Sure, there had been changes before he took on the top job, but Jim is currently overseeing a global restructuring that has seen Shawn Layden leave and extremely likeable Guerrilla Games director Hermen Hulst promoted. It also opened the floodgates for crossplay – think kids! – and dramatically improved the overall PlayStation Now offering. It's not a bad start for the start of his term, but the interviews clearly give the impression that much more is to come.
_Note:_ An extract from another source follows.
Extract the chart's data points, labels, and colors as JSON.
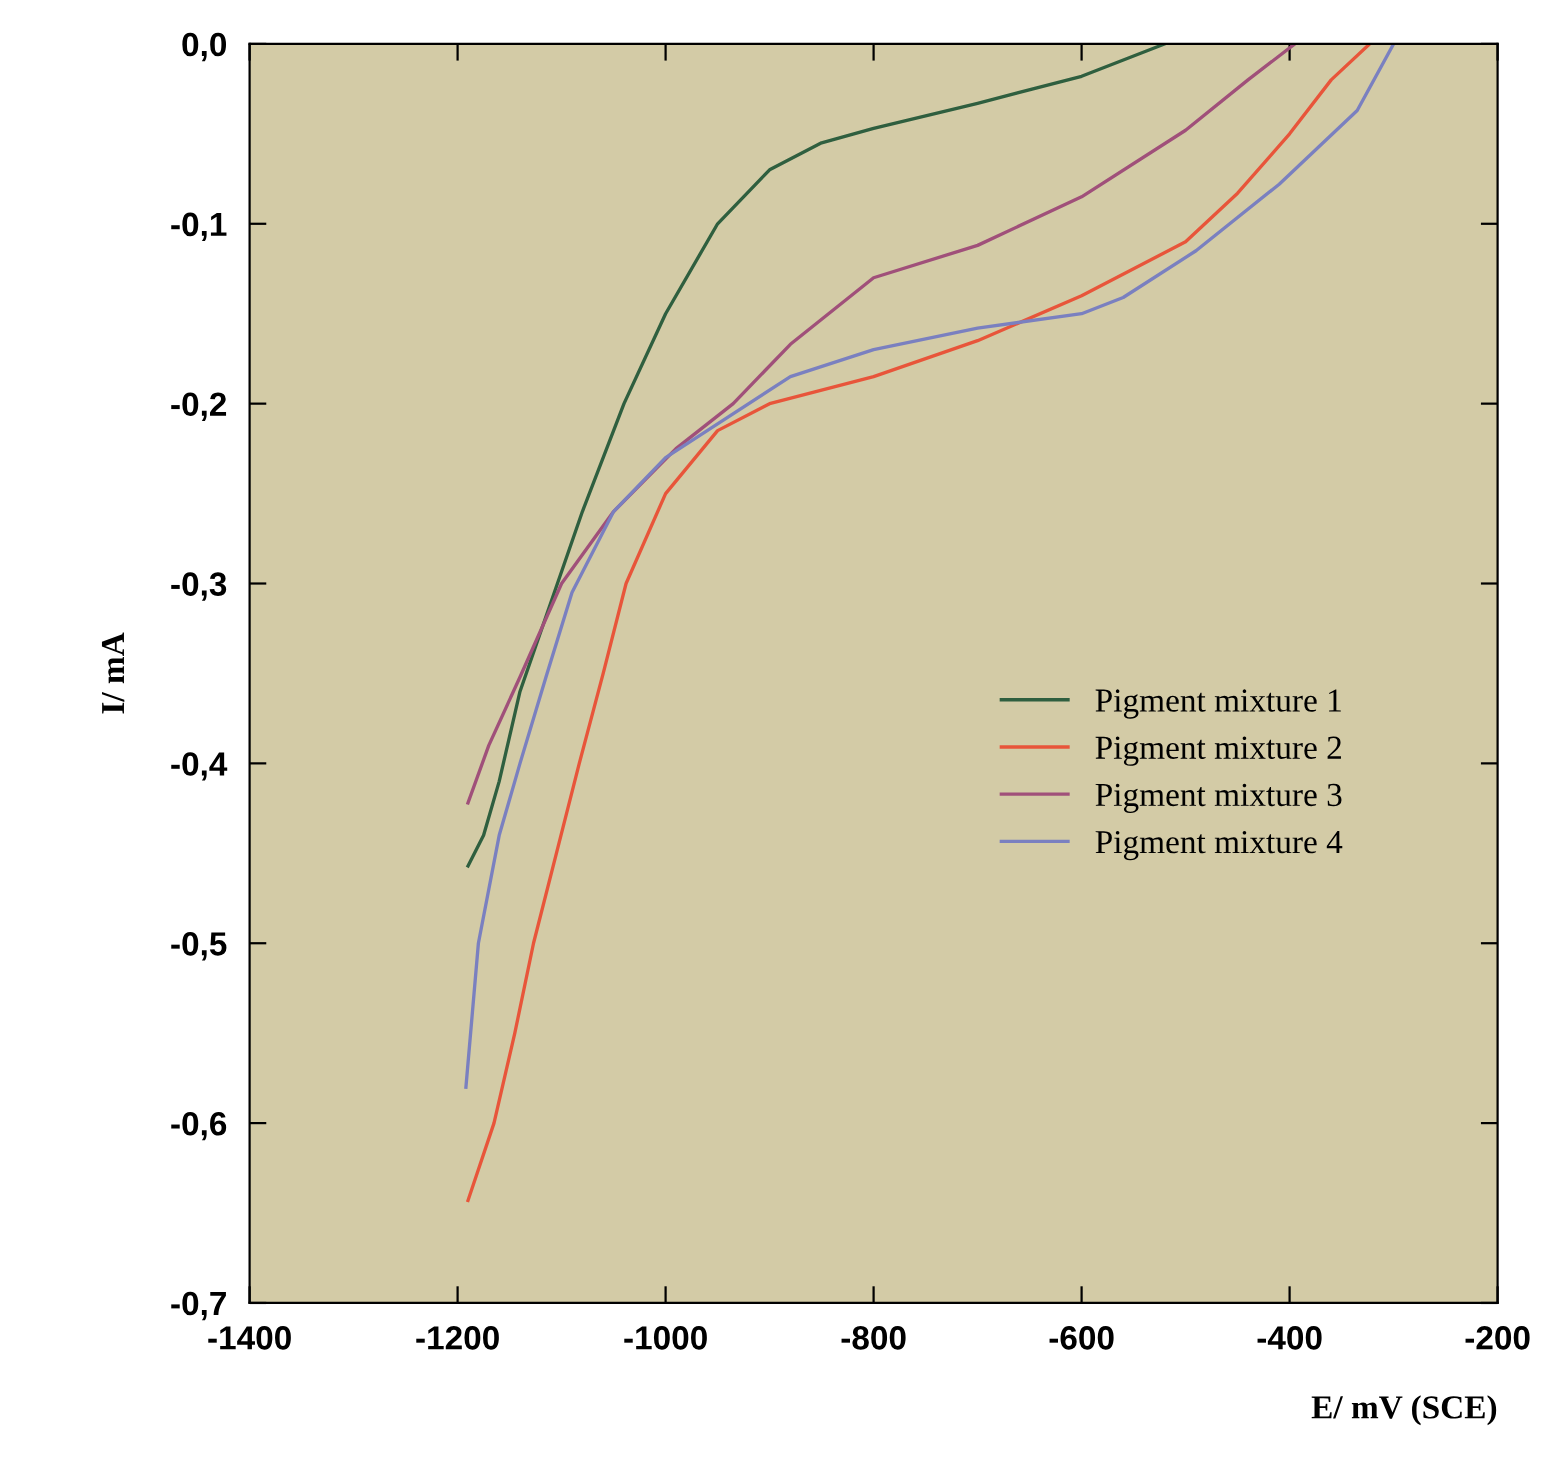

And that's what has made all the difference in recent weeks: Ryan clearly knows and is much more willing to talk than any of his predecessors. A critical editorial published by GamesIndustry.biz earlier this year prompted a reaction from the chairman, who explained how Sony's restructuring was going. It was frank, informative and honest – a refreshing read.



Jim is outspoken, which is perhaps a personality trait that got him into trouble in the past. But his way of speaking clearly shows that he is ready to say things clearly; He acknowledged, for example, that PlayStation's old strategy of operating independently in each major region was unwieldy - and clearly showed how it streamlined its operations. He also confirmed what we're all thinking: PlayStation exclusives are far too valuable to be offered with subscription services like Xbox Game Pass.

But the best thing about this latest round of interviews from Ryan is that he recognizes the nimble nature of the industry he's in. Jim never rules out any changes in his last interview; in fact, he seems to embrace them openly. For a company guilty of being stuck in the past, you get the feeling PlayStation's new boss knows it can't sit idle. It's the exact opposite of the hubris that has plagued the platform holder in the past – and proof that the company is in good hands.

Are you happy with how Jim Ryan has built himself up as PlayStation's new boss? What do you think the executive needs to focus on to settle into the top positions? Critique the PSone-era visuals in the comments section below.